Les lanceurs réutilisables et la propulsion ionique vont modifier la nature de la conquête spatiale

Le 9 juillet dernier, la fusée Ariane-6 a effectué, avec 4 ans de retard, son vol inaugural depuis le Centre spatial guyanais. Ce lancement a notamment permis la mise en orbite d’une dizaine de "cubesats", des microsatellites cubiques, destinés à la recherche scientifique. Ariane-6 pourra, comme Ariane-5, placer des satellites en orbite géostationnaire, à 36 000 kilomètres d’altitude. Mais elle pourra également, forte de son moteur rallumable Vinci, placer en orbite des constellations de satellites à quelques centaines de kilomètres de la Terre. Au cours du vol, ce moteur a été allumé avec succès à deux reprises pour amener l’étage supérieur et larguer les "cubesats". Ce vol inaugural d’Ariane-6 était capital pour l'avenir de l'Europe spatiale, car il rouvre un accès autonome à l’espace pour notre continent. Depuis la fin d'Ariane 5, l’Europe se trouvait en effet dans l'obligation de recourir au lanceur russe Soyouz.
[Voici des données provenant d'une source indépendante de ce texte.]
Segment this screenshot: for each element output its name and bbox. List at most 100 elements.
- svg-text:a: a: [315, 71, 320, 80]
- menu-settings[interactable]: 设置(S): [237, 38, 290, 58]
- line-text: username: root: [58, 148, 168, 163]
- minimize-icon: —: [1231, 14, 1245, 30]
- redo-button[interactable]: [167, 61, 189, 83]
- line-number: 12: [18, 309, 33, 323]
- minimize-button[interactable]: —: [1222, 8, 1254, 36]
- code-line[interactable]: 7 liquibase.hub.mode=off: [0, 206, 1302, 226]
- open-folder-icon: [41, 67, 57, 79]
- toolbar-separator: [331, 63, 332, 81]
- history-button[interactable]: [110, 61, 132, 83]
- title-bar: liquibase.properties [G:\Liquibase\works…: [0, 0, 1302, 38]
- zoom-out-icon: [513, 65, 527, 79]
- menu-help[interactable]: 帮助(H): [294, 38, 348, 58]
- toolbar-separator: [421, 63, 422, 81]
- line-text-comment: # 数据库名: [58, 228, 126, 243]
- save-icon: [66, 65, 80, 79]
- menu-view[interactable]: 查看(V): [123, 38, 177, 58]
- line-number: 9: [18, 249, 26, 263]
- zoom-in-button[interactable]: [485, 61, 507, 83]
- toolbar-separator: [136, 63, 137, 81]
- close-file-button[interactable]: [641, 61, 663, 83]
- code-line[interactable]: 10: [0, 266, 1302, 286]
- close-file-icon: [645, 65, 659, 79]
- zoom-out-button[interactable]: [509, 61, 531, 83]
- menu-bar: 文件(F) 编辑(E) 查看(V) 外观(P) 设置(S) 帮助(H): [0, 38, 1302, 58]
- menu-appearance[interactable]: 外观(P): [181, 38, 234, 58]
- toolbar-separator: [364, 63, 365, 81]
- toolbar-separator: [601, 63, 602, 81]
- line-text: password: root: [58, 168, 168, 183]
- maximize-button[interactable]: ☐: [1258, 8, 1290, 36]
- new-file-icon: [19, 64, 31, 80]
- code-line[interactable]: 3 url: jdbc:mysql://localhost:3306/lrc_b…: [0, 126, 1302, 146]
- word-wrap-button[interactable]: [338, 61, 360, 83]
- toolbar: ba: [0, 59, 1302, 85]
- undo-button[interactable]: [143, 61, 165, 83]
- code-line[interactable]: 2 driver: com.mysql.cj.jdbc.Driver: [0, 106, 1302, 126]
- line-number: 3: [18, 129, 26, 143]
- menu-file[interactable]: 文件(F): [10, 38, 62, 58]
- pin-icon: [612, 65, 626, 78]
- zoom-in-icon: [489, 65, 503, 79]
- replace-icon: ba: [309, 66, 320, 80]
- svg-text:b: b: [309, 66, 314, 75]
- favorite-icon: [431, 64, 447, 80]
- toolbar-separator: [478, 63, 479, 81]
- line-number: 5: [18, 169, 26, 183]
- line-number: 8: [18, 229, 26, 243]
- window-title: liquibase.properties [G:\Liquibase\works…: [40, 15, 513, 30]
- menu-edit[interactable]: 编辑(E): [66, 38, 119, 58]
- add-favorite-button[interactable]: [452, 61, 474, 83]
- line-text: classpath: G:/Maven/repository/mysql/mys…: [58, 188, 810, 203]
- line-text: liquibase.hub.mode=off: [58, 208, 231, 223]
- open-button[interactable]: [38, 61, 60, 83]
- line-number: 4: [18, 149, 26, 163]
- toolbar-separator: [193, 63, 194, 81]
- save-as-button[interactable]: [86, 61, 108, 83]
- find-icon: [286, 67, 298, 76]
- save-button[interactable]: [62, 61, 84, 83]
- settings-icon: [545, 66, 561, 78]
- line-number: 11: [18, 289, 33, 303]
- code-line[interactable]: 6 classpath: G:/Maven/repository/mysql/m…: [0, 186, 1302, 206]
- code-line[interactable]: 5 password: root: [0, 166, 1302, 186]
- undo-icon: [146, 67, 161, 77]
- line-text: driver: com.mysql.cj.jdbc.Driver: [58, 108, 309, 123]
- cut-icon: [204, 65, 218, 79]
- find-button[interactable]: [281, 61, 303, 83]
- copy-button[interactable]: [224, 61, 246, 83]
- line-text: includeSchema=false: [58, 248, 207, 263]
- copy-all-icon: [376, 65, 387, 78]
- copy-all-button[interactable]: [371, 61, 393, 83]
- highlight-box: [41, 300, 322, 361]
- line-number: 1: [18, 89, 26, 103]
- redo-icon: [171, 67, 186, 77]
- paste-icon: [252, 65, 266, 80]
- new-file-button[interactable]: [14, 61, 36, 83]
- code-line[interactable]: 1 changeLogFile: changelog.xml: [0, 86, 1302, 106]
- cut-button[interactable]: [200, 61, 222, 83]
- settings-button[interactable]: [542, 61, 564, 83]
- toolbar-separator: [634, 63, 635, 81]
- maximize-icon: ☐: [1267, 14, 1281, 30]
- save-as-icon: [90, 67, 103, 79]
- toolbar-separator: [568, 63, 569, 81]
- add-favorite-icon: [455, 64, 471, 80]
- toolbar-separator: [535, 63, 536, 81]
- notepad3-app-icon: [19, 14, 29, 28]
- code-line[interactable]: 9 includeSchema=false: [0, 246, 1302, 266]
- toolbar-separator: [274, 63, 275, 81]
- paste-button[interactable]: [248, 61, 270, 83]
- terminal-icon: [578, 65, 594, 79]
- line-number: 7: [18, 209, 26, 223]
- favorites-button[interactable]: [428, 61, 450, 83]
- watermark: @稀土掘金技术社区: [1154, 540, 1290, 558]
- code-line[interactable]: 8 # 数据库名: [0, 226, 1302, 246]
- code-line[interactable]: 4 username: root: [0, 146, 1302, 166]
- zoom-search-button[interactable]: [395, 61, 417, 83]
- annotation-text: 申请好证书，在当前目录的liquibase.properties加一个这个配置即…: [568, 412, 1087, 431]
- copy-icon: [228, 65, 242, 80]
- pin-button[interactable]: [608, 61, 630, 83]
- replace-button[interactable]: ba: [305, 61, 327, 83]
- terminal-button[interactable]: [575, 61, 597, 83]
Avec ce nouveau lanceur lourd, polyvalent et performant, l'Europe va redevenir pleinement indépendante et pourra se passer des lanceurs spatiaux américains ou chinois pour accéder à l’espace. Ariane-6 offre également aux Européens une réponse technologique crédible face au nouveau géant américain SpaceX, qui a bouleversé l'industrie spatiale depuis 2010 , grâce à ses fusées réutilisables Falcon-9, dont la dernière version peut placer une charge utile de 22,8 tonnes (métrique) en orbite basse ou de 8,3 tonnes en orbite de transfert géostationnaire. SpaceX lance environ deux Falcon-9 par semaine, alors que Ariane-6 a été conçue pour effectuer, au mieux, un vol par mois. Le premier lancement opérationnel et commercial d’Ariane-6 devrait avoir lieu en fin d’année avec le satellite d’observation militaire français CSO-3. Ensuite, Ariane 6 devra absolument confirmer ses performances et sa fiabilité, en assurant 6 vols en 2025 et huit en 2026.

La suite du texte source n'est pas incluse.